Su historia de amor con Bianchina, su primera novia, es conmovedora. Es embrujo, pasión y desilusión, una auténtica película de las ilusiones de la adolescencia. Dice: “A Bianchina le gustaban los cuentos con locura. Descubrí con éxtasis que la vida es más real cuando se cuenta que cuando se sufre. Así que yo contaba y contaba… Bianchina me escuchaba, asombrada”. Y una conclusión que extrae de aquella experiencia a los quince años, que incluye fuga de casa y un viaje en tren: “Comprendí, de manera misteriosa, que el amor que se siente hacia una mujer es directamente proporcional a la fascinación que ella siente por nosotros. Si la admiración mata al amor, porque es fruto de la razón, la fascinación lo exacerba, porque procede del alma”.

‘Los espíritus de Fellini’ avanza y avanza con una atmósfera mediterránea de ‘Las mil y una noches’. Y se cierra sin que casi aparezca el cine. Antes hubo muchas más cosas: el dibujo, la caricatura, la publicidad, el periodismo, Mussolini, y una inesperada aparición femenina: Giulietta Masina, a la que amó de inmediato tras escucharla en la radio.

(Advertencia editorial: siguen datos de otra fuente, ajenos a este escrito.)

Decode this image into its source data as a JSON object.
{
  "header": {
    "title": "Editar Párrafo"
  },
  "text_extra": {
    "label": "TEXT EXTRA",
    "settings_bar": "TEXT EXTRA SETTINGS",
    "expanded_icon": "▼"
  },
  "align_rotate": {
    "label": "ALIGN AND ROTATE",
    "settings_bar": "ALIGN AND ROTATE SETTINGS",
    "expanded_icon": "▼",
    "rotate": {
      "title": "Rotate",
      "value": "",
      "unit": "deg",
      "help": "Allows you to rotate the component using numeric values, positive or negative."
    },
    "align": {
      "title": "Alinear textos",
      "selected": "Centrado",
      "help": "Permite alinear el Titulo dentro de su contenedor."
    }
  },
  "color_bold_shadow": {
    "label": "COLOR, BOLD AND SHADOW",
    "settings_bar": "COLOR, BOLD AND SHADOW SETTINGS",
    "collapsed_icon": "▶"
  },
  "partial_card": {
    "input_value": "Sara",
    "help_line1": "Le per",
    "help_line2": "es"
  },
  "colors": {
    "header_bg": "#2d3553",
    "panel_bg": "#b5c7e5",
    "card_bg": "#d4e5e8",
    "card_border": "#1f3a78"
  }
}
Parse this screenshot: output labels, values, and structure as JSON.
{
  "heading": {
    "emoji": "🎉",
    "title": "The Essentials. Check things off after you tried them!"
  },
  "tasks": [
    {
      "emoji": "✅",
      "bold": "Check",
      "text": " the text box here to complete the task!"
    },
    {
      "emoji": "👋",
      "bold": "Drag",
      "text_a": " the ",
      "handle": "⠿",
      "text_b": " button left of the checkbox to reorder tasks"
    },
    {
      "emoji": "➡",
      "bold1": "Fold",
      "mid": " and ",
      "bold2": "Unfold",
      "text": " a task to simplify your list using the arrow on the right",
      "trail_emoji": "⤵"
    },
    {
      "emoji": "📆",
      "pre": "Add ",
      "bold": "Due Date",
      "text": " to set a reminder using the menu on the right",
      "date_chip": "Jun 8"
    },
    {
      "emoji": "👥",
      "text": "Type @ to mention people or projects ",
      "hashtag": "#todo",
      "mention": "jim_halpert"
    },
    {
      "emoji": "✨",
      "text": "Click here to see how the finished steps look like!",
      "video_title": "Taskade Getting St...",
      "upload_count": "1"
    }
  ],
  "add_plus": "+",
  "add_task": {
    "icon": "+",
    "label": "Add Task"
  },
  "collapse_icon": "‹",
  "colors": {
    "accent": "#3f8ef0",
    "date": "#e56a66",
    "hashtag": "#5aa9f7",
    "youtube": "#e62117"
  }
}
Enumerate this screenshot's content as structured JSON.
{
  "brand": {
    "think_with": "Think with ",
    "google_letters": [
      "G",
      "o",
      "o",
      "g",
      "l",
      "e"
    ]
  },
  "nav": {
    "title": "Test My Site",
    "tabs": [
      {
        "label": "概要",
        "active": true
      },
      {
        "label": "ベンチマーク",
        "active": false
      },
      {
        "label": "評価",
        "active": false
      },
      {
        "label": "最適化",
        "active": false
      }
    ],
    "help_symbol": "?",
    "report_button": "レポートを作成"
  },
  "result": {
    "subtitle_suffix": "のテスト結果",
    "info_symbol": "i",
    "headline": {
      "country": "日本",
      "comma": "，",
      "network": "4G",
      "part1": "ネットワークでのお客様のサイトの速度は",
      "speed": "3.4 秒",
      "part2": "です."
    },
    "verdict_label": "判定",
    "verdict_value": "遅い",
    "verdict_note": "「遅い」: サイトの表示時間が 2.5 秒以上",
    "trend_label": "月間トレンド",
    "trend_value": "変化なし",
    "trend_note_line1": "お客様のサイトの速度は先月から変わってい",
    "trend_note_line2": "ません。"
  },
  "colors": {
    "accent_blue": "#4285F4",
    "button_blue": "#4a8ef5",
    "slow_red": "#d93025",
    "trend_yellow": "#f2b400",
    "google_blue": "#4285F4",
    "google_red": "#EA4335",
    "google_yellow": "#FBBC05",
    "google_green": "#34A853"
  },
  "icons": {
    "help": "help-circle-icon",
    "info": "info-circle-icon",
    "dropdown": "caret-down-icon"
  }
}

Una última confesión que es en sí misma un poema: “Me gusta tanto la noche. La noche es la parada definitiva de las inquietudes de la vida. Imagino la muerte parecido a esto, con estrellas, árboles, una luna siempre redonda y casas habitadas por espectros discretos”. En este libro, breve y magistral, esos espectros hablan todos en la voz de Fellini y de Villalonga, que es, por lo menos, un testigo muy activo, “contradictorio, esteta, vividor”, y un “holgazán que trabajaba mucho”, tal como lo definió el poeta y crítico literario Luis Antonio de Villena.

LA FICHA

‘Los espíritus de Fellini. Un café en Piazza Navona’. José Luis de Vilallonga. Traducción de Eduardo Gudiño Kieffer. Prólogo de Ernesto Hernández Busto. Elba. Colección Minor. Barcelona, 2020. 117 páginas.